Thanks to the derecho that swept through central Ohio, our home has been powerless since 4:30 pm Friday. Powerless is:
- no air conditioning or fans for sleeping in nights with 75 degree low temperatures
- refrigerated foods moved to one relative’s house, frozen foods at another’s
- retreating to air conditioned spaces in the heat of the day and later for overnights
- taking laundry to your parents’ like you are in college again
- rejecting showing requests because there are no lights to show off your house for sale
- making frequent trips home to take care of animals as confused as we are
- trying to complete work for social media clients on an unfamiliar computer
- rationing cell phone battery life
- hearing that 90% of houses will have power restored by Saturday (still four days away!)
- hoping you are not the 10% left behind, but maybe in a group that will be restored sooner
- realizing just how dependent you are on the grid
- being ever more committed to making the next house more energy independent
- still feeling lucky that your home and family are only annoyed and not physically damaged
Needless to say, blogging is not at the top of my list right now. If you miss me, hop over to the guest post I wrote for Dollar Stretcher blog about Homesteading for Savings. Columbus Parent also just published an article about Lil and I and our recipe for real food power bars. And now for something from Alex, a public service announcement for those living in Ohio.
Ohio Health Scam?
“It was quite by coincidence that I had my own little health care run-in on the day last week when the Supreme Court decision on health care was just about the only thing in the news. As some of you may recall, I had surgery in April to remove a piece of a metal axe lodged in my thigh. As with any major medial procedure, the bills and adjustments have been slowly trickling in. Everything has looked reasonable until we received a very strange bill last week. The bill was for $406.25 from Ohio Health (Grant/Riverside Labs). The bill stated that Ohio Health had contracted with Patient Financial Services (PFS) to service this bill.
Ohio Health is the normal company that processes my bloodwork taken during my annual physical exam, so at first I wasn’t overly concerned. This year my annual physical came about six weeks before my surgery, which required me to come back to the doctor for an additional pre-admission blood panel. I assumed that this bill was a result of two diagnostic tests being performed in close succession.
As it turns out, my doctor’s office diligently corrected their error, but Ohio Health never bothered to fix their mistake in the coding for services that were submitted to my insurance company for payment. As could be expected, my insurance denied the claim and Ohio Health was never paid. Furthermore, my insurance company stated that as more than sixth months had passed since the claim was denied, no appeal would be accepted, and any bills were now my responsibility. Needless to say, I was more than a little bit upset.
My next step was to call PFS back, and this is were things took a turn for the bizarre. I happened to be connected with the same agent I talked to the first time. I explained to her what my insurance company said, and she replied instantly and in a most shocking manner. Without missing a beat, she instantly said, “Ok, we’ll simply close out this account for you.” Somewhat in shock, I thanked her and hung up the phone.

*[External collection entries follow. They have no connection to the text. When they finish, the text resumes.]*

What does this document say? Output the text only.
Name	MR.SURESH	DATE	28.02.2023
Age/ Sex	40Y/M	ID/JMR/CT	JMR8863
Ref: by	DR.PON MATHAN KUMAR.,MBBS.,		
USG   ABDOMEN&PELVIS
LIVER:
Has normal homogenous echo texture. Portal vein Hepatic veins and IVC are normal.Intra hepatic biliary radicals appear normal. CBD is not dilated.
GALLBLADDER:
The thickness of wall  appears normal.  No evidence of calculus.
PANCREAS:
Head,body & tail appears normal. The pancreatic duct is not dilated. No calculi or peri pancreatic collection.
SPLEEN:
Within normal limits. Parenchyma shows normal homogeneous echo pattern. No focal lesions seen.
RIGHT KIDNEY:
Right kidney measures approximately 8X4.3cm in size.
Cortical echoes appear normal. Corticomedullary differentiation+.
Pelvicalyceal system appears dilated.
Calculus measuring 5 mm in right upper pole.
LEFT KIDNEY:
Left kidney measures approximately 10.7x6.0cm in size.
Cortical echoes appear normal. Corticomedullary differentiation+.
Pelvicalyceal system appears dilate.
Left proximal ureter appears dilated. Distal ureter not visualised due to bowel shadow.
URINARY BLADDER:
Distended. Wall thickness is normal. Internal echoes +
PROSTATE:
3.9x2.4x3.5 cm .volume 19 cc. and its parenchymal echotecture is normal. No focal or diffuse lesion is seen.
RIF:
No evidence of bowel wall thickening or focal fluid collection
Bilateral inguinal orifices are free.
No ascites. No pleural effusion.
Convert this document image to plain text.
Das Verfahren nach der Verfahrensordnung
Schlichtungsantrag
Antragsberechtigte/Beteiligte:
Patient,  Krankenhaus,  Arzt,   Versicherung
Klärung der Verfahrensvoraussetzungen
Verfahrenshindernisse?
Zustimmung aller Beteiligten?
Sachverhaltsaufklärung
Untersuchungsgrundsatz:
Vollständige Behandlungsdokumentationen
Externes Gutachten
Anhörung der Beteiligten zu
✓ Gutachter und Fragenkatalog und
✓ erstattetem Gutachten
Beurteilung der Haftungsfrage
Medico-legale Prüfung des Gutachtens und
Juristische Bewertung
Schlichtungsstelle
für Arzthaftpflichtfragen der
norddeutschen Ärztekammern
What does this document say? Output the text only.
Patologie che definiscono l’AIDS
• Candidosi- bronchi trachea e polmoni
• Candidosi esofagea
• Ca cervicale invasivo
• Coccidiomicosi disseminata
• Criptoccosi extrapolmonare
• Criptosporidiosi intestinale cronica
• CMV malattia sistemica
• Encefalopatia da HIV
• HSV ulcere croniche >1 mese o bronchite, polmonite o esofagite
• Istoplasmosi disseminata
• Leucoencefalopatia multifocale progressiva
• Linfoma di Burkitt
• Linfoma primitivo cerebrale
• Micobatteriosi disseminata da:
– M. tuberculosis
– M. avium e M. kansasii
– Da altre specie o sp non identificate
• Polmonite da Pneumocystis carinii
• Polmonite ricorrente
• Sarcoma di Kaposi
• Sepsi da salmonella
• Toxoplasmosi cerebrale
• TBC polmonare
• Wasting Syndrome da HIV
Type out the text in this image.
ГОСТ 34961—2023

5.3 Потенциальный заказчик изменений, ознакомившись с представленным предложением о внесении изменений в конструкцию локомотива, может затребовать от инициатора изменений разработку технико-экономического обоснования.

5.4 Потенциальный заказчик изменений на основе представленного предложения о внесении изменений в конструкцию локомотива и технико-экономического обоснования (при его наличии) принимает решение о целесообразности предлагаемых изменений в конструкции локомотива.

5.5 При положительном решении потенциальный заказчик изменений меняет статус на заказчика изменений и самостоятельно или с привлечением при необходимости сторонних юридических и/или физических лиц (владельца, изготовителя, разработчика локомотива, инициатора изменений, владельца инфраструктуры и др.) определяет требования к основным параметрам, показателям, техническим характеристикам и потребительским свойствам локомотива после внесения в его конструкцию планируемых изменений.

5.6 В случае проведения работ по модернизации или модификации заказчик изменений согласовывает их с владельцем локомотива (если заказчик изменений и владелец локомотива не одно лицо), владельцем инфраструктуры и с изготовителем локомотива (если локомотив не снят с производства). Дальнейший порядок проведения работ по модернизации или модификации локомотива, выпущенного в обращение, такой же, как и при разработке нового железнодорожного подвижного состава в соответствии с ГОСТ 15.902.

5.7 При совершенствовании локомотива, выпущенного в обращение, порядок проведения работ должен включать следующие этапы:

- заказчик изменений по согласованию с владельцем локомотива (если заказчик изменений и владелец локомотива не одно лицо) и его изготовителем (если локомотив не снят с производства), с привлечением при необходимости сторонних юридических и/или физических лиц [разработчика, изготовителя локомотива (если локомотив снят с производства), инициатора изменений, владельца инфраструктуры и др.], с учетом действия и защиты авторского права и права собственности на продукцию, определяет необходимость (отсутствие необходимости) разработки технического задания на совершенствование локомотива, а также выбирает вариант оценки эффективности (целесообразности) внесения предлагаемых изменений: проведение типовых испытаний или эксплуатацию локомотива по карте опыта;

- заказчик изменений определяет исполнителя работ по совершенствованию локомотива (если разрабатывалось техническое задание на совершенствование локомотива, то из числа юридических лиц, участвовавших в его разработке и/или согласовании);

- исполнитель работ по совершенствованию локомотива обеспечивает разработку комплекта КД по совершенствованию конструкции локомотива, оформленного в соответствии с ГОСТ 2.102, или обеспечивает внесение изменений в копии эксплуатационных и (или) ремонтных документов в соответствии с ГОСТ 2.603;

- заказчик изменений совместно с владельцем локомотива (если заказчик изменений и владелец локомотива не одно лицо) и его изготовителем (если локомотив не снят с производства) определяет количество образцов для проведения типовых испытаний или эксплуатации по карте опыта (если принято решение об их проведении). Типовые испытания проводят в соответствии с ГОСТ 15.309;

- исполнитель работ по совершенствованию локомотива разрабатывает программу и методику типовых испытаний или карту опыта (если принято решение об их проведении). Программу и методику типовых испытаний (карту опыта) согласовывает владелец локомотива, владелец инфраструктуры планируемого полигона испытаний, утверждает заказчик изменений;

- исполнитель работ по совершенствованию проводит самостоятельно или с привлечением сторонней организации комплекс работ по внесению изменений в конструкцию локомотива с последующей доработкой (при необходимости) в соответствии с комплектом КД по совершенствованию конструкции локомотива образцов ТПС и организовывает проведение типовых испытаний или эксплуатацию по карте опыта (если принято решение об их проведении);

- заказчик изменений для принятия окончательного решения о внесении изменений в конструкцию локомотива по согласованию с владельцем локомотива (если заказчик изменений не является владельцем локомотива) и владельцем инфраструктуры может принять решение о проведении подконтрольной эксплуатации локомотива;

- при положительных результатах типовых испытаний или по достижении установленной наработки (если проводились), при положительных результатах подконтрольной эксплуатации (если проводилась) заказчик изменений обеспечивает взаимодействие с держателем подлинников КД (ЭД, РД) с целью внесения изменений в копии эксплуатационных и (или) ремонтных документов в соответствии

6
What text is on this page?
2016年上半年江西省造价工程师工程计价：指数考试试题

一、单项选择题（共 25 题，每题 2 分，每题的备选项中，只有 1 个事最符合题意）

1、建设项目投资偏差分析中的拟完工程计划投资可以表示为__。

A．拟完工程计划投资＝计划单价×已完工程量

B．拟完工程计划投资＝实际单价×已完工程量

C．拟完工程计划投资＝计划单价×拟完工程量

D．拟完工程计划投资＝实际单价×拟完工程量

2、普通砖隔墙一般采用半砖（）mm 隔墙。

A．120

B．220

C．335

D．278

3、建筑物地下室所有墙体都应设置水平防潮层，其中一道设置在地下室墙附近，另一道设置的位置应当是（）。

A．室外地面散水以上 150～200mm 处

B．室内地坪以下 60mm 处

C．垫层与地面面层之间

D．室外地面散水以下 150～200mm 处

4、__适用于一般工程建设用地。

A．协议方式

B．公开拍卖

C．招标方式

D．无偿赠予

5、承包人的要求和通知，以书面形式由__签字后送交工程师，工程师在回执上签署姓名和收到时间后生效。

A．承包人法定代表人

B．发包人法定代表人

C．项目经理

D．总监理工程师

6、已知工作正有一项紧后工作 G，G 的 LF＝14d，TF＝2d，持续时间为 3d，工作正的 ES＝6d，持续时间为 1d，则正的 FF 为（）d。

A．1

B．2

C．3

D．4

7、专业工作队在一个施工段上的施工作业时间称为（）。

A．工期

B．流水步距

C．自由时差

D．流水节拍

After having a few moments to reflect on things, I cam to the conclusion that this must be a gigantic scam. I have no way of knowing what the relationship is between Ohio Health and PFS, but I would guess they have either contracted them to service debt or outright sold outstanding balances to them for pennies on the dollar. The strategy here seems to be one of hoping that most people won’t question things and will simply pay the amount in question. Barring that, they likely hope that the insured will be able to convince their insurance companies to pay. As a final recourse, they simply cancel the bill.
Why do I think that this is the case? Firstly, no information on the date of service, services rendered or anything else you might expect to see was present on the bill. Additionally, a third party was managing the collection, not Ohio Health themselves. Finally there is the fact that the entire issue was closed so quickly. The woman I was speaking with didn’t have to consult a supervisor or go through any further steps, but obviously had the authority (and I would guess standing instructions) to simply close the account.
This whole situation strikes me as extremely shady and dishonest on the part of Ohio Health. They may have contracted with an outside company to do their dirty-work for them, but their name is featured prominently on the bill, and they bear the responsibility for the actions of their contractor. This entire process is rigged to prey on the fear and uncertainty of people who might not have the savvy to navigate our convoluted health care system. Honestly, if the amount in question had been smaller, I might have simply opted to pay it instead of wasting my time and arguing the issue.
The lesson seems to be that Ohio Health customers need to be vigilant. I know I will be more cautious than ever about double-checking what companies say I owe.” -Alex
We genuinely hope that you all are safe and we can return to regular activities and writing soon.